Verilen cevabın sonunda “Biz bu çalışmaları Maliye ile yapacağız. Sonuçtan sizi de bilgilendireceğiz” denilmesi de ihmal edilmemiş. 

Anlaşılır kılmak için, kısaltıp özetleyerek aktardığım bu tespit ve yazışmalar, Sayıştay’ın internet sitesinde rapor olarak mevcut. 

O raporu okuduğunuzda, 16.2 milyon TL’lik güvenlik harcaması yaptığı ve bunu yasalara göre belgelemek zorunda olduğu halde belgelemeyen, TİB’in yaklaşımındaki “yüksek özgüven”i siz de hissedeceksiniz. 

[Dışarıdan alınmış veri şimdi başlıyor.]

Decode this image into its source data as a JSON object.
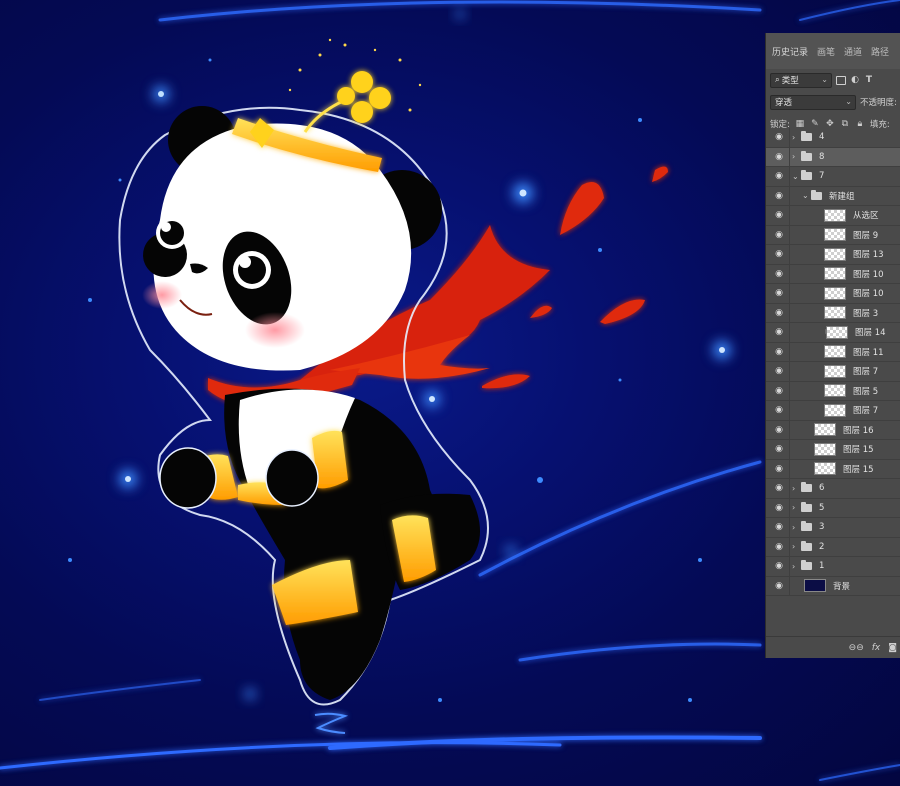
{
  "panel": {
    "tabs": [
      "历史记录",
      "画笔",
      "通道",
      "路径"
    ],
    "filter_label": "类型",
    "blend_mode": "穿透",
    "opacity_label": "不透明度:",
    "lock_label": "锁定:",
    "fill_label": "填充:"
  },
  "layers": [
    {
      "name": "4",
      "kind": "group",
      "depth": 0,
      "expanded": false,
      "selected": false
    },
    {
      "name": "8",
      "kind": "group",
      "depth": 0,
      "expanded": false,
      "selected": true
    },
    {
      "name": "7",
      "kind": "group",
      "depth": 0,
      "expanded": true,
      "selected": false
    },
    {
      "name": "新建组",
      "kind": "group",
      "depth": 1,
      "expanded": true,
      "selected": false
    },
    {
      "name": "从选区",
      "kind": "layer",
      "depth": 2,
      "selected": false
    },
    {
      "name": "图层 9",
      "kind": "layer",
      "depth": 2,
      "selected": false
    },
    {
      "name": "图层 13",
      "kind": "layer",
      "depth": 2,
      "selected": false
    },
    {
      "name": "图层 10",
      "kind": "layer",
      "depth": 2,
      "selected": false
    },
    {
      "name": "图层 10",
      "kind": "layer",
      "depth": 2,
      "selected": false
    },
    {
      "name": "图层 3",
      "kind": "layer",
      "depth": 2,
      "selected": false
    },
    {
      "name": "图层 14",
      "kind": "layer",
      "depth": 3,
      "clipped": true,
      "selected": false
    },
    {
      "name": "图层 11",
      "kind": "layer",
      "depth": 2,
      "selected": false
    },
    {
      "name": "图层 7",
      "kind": "layer",
      "depth": 2,
      "selected": false
    },
    {
      "name": "图层 5",
      "kind": "layer",
      "depth": 2,
      "selected": false
    },
    {
      "name": "图层 7",
      "kind": "layer",
      "depth": 2,
      "selected": false
    },
    {
      "name": "图层 16",
      "kind": "layer",
      "depth": 1,
      "selected": false
    },
    {
      "name": "图层 15",
      "kind": "layer",
      "depth": 1,
      "selected": false
    },
    {
      "name": "图层 15",
      "kind": "layer",
      "depth": 1,
      "selected": false
    },
    {
      "name": "6",
      "kind": "group",
      "depth": 0,
      "expanded": false,
      "selected": false
    },
    {
      "name": "5",
      "kind": "group",
      "depth": 0,
      "expanded": false,
      "selected": false
    },
    {
      "name": "3",
      "kind": "group",
      "depth": 0,
      "expanded": false,
      "selected": false
    },
    {
      "name": "2",
      "kind": "group",
      "depth": 0,
      "expanded": false,
      "selected": false
    },
    {
      "name": "1",
      "kind": "group",
      "depth": 0,
      "expanded": false,
      "selected": false
    },
    {
      "name": "背景",
      "kind": "background",
      "depth": 0,
      "selected": false
    }
  ],
  "footer_icons": [
    "link-icon",
    "fx-icon",
    "mask-icon"
  ],
  "colors": {
    "canvas_bg": "#06093a",
    "glow_yellow": "#ffd21a",
    "scarf_red": "#e0220a",
    "panel_bg": "#4a4a4a"
  }
}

Kerameti kendinden menkul bir “gizlilik, ulusal güvenlik” gerekçesini bağlı olduğu yasa ve yönetmeliğin üzerinde gören ve kendi kendisine “fiili muafiyet” ilan eden bir “özgüven” bu. 

Bizden toplanan vergilerin nasıl harcandığının hesabını soran Sayıştay’ın neden üç yıldır yoğun bir rapor baskısı altında olduğunu anlatan örneklerden sadece biri bu.